Bell-McGrew was on probation at the time for possessing a 9 mm handgun that he wasn't allowed to have because of a felony record, police said.
Baase, 41, was a 16-year veteran of the police division at the time and Narewski, 44, had been an officer for 15 years.
Christopher M. Cooper, the plaintiff in the suit and administrator of Bell-McGrew's estate, said Bell-McGrew was sitting in the back seat of the car talking with friends when Narewski approached asking what they were doing.
Suddenly, "for no apparent reason," Narewski opened the door where Deaunte was sitting and ordered him out of the vehicle, Cooper said.
"Deaunte (Bell-McGrew), as he had a constitutional right to do, repeatedly asked Officer Narewski what he did, why he was being ordered from the vehicle, and what law he had violated," according to the suit.

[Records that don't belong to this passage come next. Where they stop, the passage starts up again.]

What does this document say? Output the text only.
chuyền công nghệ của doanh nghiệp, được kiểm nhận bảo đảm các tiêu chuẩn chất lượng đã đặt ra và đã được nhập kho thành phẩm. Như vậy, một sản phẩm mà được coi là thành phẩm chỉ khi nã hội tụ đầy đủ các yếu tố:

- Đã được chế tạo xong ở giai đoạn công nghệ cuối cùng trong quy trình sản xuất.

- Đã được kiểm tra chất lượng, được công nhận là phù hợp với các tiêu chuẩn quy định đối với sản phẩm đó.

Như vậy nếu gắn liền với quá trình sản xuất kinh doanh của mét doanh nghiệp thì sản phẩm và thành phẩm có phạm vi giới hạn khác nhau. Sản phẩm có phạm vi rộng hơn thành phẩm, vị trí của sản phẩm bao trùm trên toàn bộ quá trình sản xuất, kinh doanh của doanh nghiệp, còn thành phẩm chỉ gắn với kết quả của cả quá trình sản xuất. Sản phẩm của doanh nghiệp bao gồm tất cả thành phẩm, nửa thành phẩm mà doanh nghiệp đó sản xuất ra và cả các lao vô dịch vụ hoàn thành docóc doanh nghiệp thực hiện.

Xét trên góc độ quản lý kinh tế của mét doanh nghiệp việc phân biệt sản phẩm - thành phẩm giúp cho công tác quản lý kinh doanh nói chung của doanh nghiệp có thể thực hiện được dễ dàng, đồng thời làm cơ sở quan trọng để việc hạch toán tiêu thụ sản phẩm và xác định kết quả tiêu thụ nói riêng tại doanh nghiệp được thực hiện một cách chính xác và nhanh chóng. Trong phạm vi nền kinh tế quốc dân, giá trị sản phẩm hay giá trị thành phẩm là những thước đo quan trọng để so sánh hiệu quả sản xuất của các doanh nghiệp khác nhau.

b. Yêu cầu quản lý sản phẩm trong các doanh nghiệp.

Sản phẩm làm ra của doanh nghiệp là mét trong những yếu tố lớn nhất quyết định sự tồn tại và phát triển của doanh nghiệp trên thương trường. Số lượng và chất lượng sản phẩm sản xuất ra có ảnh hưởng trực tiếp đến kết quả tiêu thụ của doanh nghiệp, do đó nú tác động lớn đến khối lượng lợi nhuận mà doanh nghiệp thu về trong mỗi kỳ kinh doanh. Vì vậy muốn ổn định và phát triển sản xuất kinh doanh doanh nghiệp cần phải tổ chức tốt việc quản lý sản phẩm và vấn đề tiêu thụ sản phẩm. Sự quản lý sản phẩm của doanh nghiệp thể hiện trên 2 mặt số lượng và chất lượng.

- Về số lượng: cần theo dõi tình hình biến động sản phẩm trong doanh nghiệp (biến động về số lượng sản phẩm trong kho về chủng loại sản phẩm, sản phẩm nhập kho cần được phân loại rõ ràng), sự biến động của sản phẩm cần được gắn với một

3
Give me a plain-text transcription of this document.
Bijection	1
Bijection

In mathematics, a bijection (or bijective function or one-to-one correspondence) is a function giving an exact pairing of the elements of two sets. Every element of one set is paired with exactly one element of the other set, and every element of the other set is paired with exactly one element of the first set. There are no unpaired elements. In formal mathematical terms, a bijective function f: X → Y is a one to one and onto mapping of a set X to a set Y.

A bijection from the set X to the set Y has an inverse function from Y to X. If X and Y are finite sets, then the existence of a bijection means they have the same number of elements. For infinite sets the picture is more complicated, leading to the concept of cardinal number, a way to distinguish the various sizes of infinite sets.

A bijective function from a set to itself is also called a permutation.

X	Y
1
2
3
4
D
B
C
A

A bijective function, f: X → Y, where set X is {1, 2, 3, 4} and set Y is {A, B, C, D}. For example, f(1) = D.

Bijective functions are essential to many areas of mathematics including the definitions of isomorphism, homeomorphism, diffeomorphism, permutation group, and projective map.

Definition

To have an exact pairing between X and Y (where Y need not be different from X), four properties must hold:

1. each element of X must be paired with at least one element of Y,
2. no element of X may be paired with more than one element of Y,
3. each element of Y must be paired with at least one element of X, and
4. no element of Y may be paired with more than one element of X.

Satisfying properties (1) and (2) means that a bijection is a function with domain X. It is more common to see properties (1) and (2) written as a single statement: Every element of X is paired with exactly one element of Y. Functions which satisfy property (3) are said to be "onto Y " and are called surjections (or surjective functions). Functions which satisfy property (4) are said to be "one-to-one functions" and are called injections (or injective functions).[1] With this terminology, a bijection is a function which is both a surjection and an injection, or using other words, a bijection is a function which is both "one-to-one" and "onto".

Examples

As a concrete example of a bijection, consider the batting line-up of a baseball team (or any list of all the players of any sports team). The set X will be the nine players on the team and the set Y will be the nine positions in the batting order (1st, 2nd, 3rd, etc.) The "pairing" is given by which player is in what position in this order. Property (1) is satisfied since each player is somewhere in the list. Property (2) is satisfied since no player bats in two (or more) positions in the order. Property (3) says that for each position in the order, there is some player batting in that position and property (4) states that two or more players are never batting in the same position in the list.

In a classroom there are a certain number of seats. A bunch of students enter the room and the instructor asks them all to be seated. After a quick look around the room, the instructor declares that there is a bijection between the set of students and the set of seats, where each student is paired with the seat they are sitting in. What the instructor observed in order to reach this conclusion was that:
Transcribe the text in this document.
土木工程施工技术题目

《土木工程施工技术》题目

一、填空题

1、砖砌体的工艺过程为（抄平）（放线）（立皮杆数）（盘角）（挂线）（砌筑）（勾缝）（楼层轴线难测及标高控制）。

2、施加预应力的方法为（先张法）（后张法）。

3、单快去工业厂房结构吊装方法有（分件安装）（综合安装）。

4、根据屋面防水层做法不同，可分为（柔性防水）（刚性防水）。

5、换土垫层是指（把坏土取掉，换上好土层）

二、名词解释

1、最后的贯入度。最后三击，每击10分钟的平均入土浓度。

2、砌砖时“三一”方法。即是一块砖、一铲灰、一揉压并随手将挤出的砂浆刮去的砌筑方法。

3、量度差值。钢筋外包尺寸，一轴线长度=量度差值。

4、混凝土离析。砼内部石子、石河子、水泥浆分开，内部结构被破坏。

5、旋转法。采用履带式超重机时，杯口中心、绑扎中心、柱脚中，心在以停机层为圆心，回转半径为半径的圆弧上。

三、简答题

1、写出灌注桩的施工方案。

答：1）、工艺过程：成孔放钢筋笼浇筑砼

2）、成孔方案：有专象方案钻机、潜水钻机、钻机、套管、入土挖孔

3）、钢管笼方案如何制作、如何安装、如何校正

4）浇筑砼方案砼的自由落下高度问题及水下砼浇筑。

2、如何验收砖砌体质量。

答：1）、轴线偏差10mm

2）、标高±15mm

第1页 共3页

Instead of answering Bell-McGrew, Narewski replied “I know exactly who the f--- you are,” and grabbed Bell-McGrew in an attempt to pull him from the vehicle, the suit states.
Narewski struggled to pull Bell-McGrew from the vehicle, still ignoring Bell-McGrew's questions.
At some point during the struggle, Baase yelled “gun!” and fired a shot into the vehicle, the suit states. Narewski backed away from the car while pulling his weapon and fired at Bell-McGrew, who was still sitting in the vehicle, hitting him at least five times.
The suit also names Sgt. Eric Pilya as a defendant. Pilya was a team leader in charge of the police division's Critical Incident Response Team, which the suit claims inadequately investigated the shooting.